How you might encounter Wikipedia when using AI

I've been thinking about the ways that people might encounter Wikipedia information in an AI setting, vs. actually browsing Wikipedia itself. And I think there are some big differences — which should be good news for Wikipedia.

I can attest that a lot of the factual-type questions I might ask ChatGPT are being sourced from Wikipedia, and I bet that's also the case with a lot of the homework-type questions that younger users are using AI for. "What was the cause of the 30 Years' War?" is a great question for ChatGPT. It'll give you a reasonable and concise answer. (Kids, please do your homework yourself.)

But consider instead what you find on the Wikipedia page for the Thirty Years' War. So many interesting blue words to click on! So many names and places and things! You could get lost there for weeks.

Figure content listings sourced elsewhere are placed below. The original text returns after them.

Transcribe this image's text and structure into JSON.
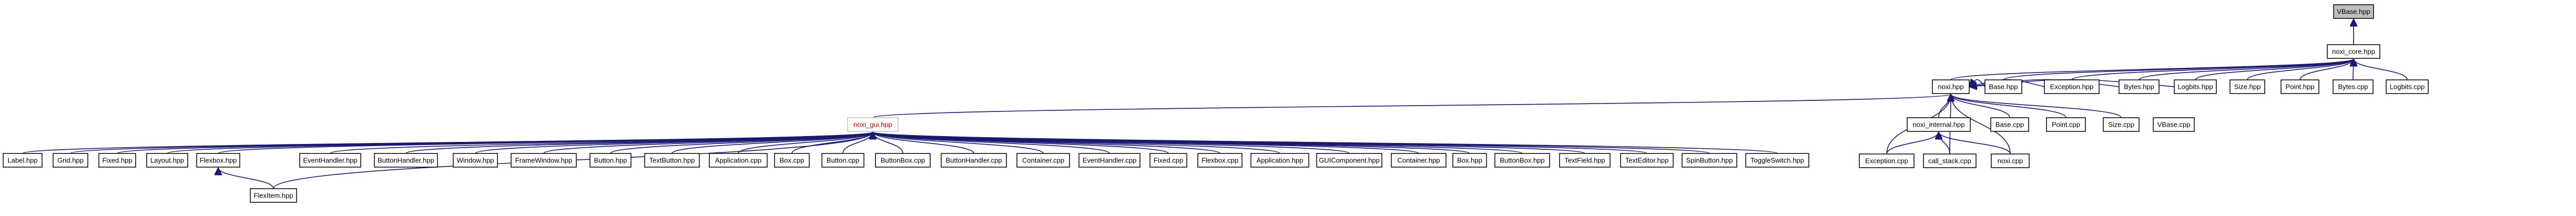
{
  "diagram": {
    "nodes": [
      {
        "id": "vbase_hpp",
        "label": "VBase.hpp",
        "current": true
      },
      {
        "id": "noxi_core_hpp",
        "label": "noxi_core.hpp"
      },
      {
        "id": "base_hpp",
        "label": "Base.hpp"
      },
      {
        "id": "exception_hpp",
        "label": "Exception.hpp"
      },
      {
        "id": "bytes_hpp",
        "label": "Bytes.hpp"
      },
      {
        "id": "logbits_hpp",
        "label": "Logbits.hpp"
      },
      {
        "id": "size_hpp",
        "label": "Size.hpp"
      },
      {
        "id": "point_hpp",
        "label": "Point.hpp"
      },
      {
        "id": "bytes_cpp",
        "label": "Bytes.cpp"
      },
      {
        "id": "logbits_cpp",
        "label": "Logbits.cpp"
      },
      {
        "id": "noxi_hpp",
        "label": "noxi.hpp"
      },
      {
        "id": "base_cpp",
        "label": "Base.cpp"
      },
      {
        "id": "point_cpp",
        "label": "Point.cpp"
      },
      {
        "id": "size_cpp",
        "label": "Size.cpp"
      },
      {
        "id": "vbase_cpp",
        "label": "VBase.cpp"
      },
      {
        "id": "noxi_internal_hpp",
        "label": "noxi_internal.hpp"
      },
      {
        "id": "exception_cpp",
        "label": "Exception.cpp"
      },
      {
        "id": "call_stack_cpp",
        "label": "call_stack.cpp"
      },
      {
        "id": "noxi_cpp",
        "label": "noxi.cpp"
      },
      {
        "id": "noxi_gui_hpp",
        "label": "noxi_gui.hpp",
        "hub": true
      },
      {
        "id": "label_hpp",
        "label": "Label.hpp"
      },
      {
        "id": "grid_hpp",
        "label": "Grid.hpp"
      },
      {
        "id": "fixed_hpp",
        "label": "Fixed.hpp"
      },
      {
        "id": "layout_hpp",
        "label": "Layout.hpp"
      },
      {
        "id": "flexbox_hpp",
        "label": "Flexbox.hpp"
      },
      {
        "id": "flexitem_hpp",
        "label": "FlexItem.hpp"
      },
      {
        "id": "eventhandler_hpp",
        "label": "EventHandler.hpp"
      },
      {
        "id": "buttonhandler_hpp",
        "label": "ButtonHandler.hpp"
      },
      {
        "id": "window_hpp",
        "label": "Window.hpp"
      },
      {
        "id": "framewindow_hpp",
        "label": "FrameWindow.hpp"
      },
      {
        "id": "button_hpp",
        "label": "Button.hpp"
      },
      {
        "id": "textbutton_hpp",
        "label": "TextButton.hpp"
      },
      {
        "id": "application_cpp",
        "label": "Application.cpp"
      },
      {
        "id": "box_cpp",
        "label": "Box.cpp"
      },
      {
        "id": "button_cpp",
        "label": "Button.cpp"
      },
      {
        "id": "buttonbox_cpp",
        "label": "ButtonBox.cpp"
      },
      {
        "id": "buttonhandler_cpp",
        "label": "ButtonHandler.cpp"
      },
      {
        "id": "container_cpp",
        "label": "Container.cpp"
      },
      {
        "id": "eventhandler_cpp",
        "label": "EventHandler.cpp"
      },
      {
        "id": "fixed_cpp",
        "label": "Fixed.cpp"
      },
      {
        "id": "flexbox_cpp",
        "label": "Flexbox.cpp"
      },
      {
        "id": "application_hpp",
        "label": "Application.hpp"
      },
      {
        "id": "guicomponent_hpp",
        "label": "GUIComponent.hpp"
      },
      {
        "id": "container_hpp",
        "label": "Container.hpp"
      },
      {
        "id": "box_hpp",
        "label": "Box.hpp"
      },
      {
        "id": "buttonbox_hpp",
        "label": "ButtonBox.hpp"
      },
      {
        "id": "textfield_hpp",
        "label": "TextField.hpp"
      },
      {
        "id": "texteditor_hpp",
        "label": "TextEditor.hpp"
      },
      {
        "id": "spinbutton_hpp",
        "label": "SpinButton.hpp"
      },
      {
        "id": "toggleswitch_hpp",
        "label": "ToggleSwitch.hpp"
      }
    ],
    "edges": [
      {
        "from": "noxi_core_hpp",
        "to": "vbase_hpp"
      },
      {
        "from": "base_hpp",
        "to": "noxi_core_hpp"
      },
      {
        "from": "exception_hpp",
        "to": "noxi_core_hpp"
      },
      {
        "from": "bytes_hpp",
        "to": "noxi_core_hpp"
      },
      {
        "from": "logbits_hpp",
        "to": "noxi_core_hpp"
      },
      {
        "from": "size_hpp",
        "to": "noxi_core_hpp"
      },
      {
        "from": "point_hpp",
        "to": "noxi_core_hpp"
      },
      {
        "from": "bytes_cpp",
        "to": "noxi_core_hpp"
      },
      {
        "from": "logbits_cpp",
        "to": "noxi_core_hpp"
      },
      {
        "from": "noxi_hpp",
        "to": "noxi_core_hpp"
      },
      {
        "from": "base_hpp",
        "to": "noxi_hpp"
      },
      {
        "from": "exception_hpp",
        "to": "noxi_hpp"
      },
      {
        "from": "bytes_hpp",
        "to": "noxi_hpp"
      },
      {
        "from": "logbits_hpp",
        "to": "noxi_hpp"
      },
      {
        "from": "base_cpp",
        "to": "noxi_hpp"
      },
      {
        "from": "point_cpp",
        "to": "noxi_hpp"
      },
      {
        "from": "size_cpp",
        "to": "noxi_hpp"
      },
      {
        "from": "noxi_internal_hpp",
        "to": "noxi_hpp"
      },
      {
        "from": "exception_cpp",
        "to": "noxi_hpp"
      },
      {
        "from": "call_stack_cpp",
        "to": "noxi_hpp"
      },
      {
        "from": "noxi_cpp",
        "to": "noxi_hpp"
      },
      {
        "from": "exception_cpp",
        "to": "noxi_internal_hpp"
      },
      {
        "from": "call_stack_cpp",
        "to": "noxi_internal_hpp"
      },
      {
        "from": "noxi_cpp",
        "to": "noxi_internal_hpp"
      },
      {
        "from": "noxi_gui_hpp",
        "to": "noxi_hpp"
      },
      {
        "from": "label_hpp",
        "to": "noxi_gui_hpp"
      },
      {
        "from": "grid_hpp",
        "to": "noxi_gui_hpp"
      },
      {
        "from": "fixed_hpp",
        "to": "noxi_gui_hpp"
      },
      {
        "from": "layout_hpp",
        "to": "noxi_gui_hpp"
      },
      {
        "from": "flexbox_hpp",
        "to": "noxi_gui_hpp"
      },
      {
        "from": "flexitem_hpp",
        "to": "noxi_gui_hpp"
      },
      {
        "from": "flexitem_hpp",
        "to": "flexbox_hpp"
      },
      {
        "from": "eventhandler_hpp",
        "to": "noxi_gui_hpp"
      },
      {
        "from": "buttonhandler_hpp",
        "to": "noxi_gui_hpp"
      },
      {
        "from": "window_hpp",
        "to": "noxi_gui_hpp"
      },
      {
        "from": "framewindow_hpp",
        "to": "noxi_gui_hpp"
      },
      {
        "from": "button_hpp",
        "to": "noxi_gui_hpp"
      },
      {
        "from": "textbutton_hpp",
        "to": "noxi_gui_hpp"
      },
      {
        "from": "application_cpp",
        "to": "noxi_gui_hpp"
      },
      {
        "from": "box_cpp",
        "to": "noxi_gui_hpp"
      },
      {
        "from": "button_cpp",
        "to": "noxi_gui_hpp"
      },
      {
        "from": "buttonbox_cpp",
        "to": "noxi_gui_hpp"
      },
      {
        "from": "buttonhandler_cpp",
        "to": "noxi_gui_hpp"
      },
      {
        "from": "container_cpp",
        "to": "noxi_gui_hpp"
      },
      {
        "from": "eventhandler_cpp",
        "to": "noxi_gui_hpp"
      },
      {
        "from": "fixed_cpp",
        "to": "noxi_gui_hpp"
      },
      {
        "from": "flexbox_cpp",
        "to": "noxi_gui_hpp"
      },
      {
        "from": "application_hpp",
        "to": "noxi_gui_hpp"
      },
      {
        "from": "guicomponent_hpp",
        "to": "noxi_gui_hpp"
      },
      {
        "from": "container_hpp",
        "to": "noxi_gui_hpp"
      },
      {
        "from": "box_hpp",
        "to": "noxi_gui_hpp"
      },
      {
        "from": "buttonbox_hpp",
        "to": "noxi_gui_hpp"
      },
      {
        "from": "textfield_hpp",
        "to": "noxi_gui_hpp"
      },
      {
        "from": "texteditor_hpp",
        "to": "noxi_gui_hpp"
      },
      {
        "from": "spinbutton_hpp",
        "to": "noxi_gui_hpp"
      },
      {
        "from": "toggleswitch_hpp",
        "to": "noxi_gui_hpp"
      }
    ]
  }
}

We all love a good Wikipedia rabbit hole to get sucked down — that's a very different experience from wanting a quick answer. It's like sitting down to a meal at a restaurant vs. microwaving a frozen burrito. I say this as someone who eats a fair amount of frozen burritos — sometimes you just want the quick and easy thing! The two versions coexist!

That experience — the browsing experience where you absorb information you didn't even think to ask for — is what sets Wikipedia apart from an AI answer of a simple fact. And that's what the people who donate or edit keep coming back for.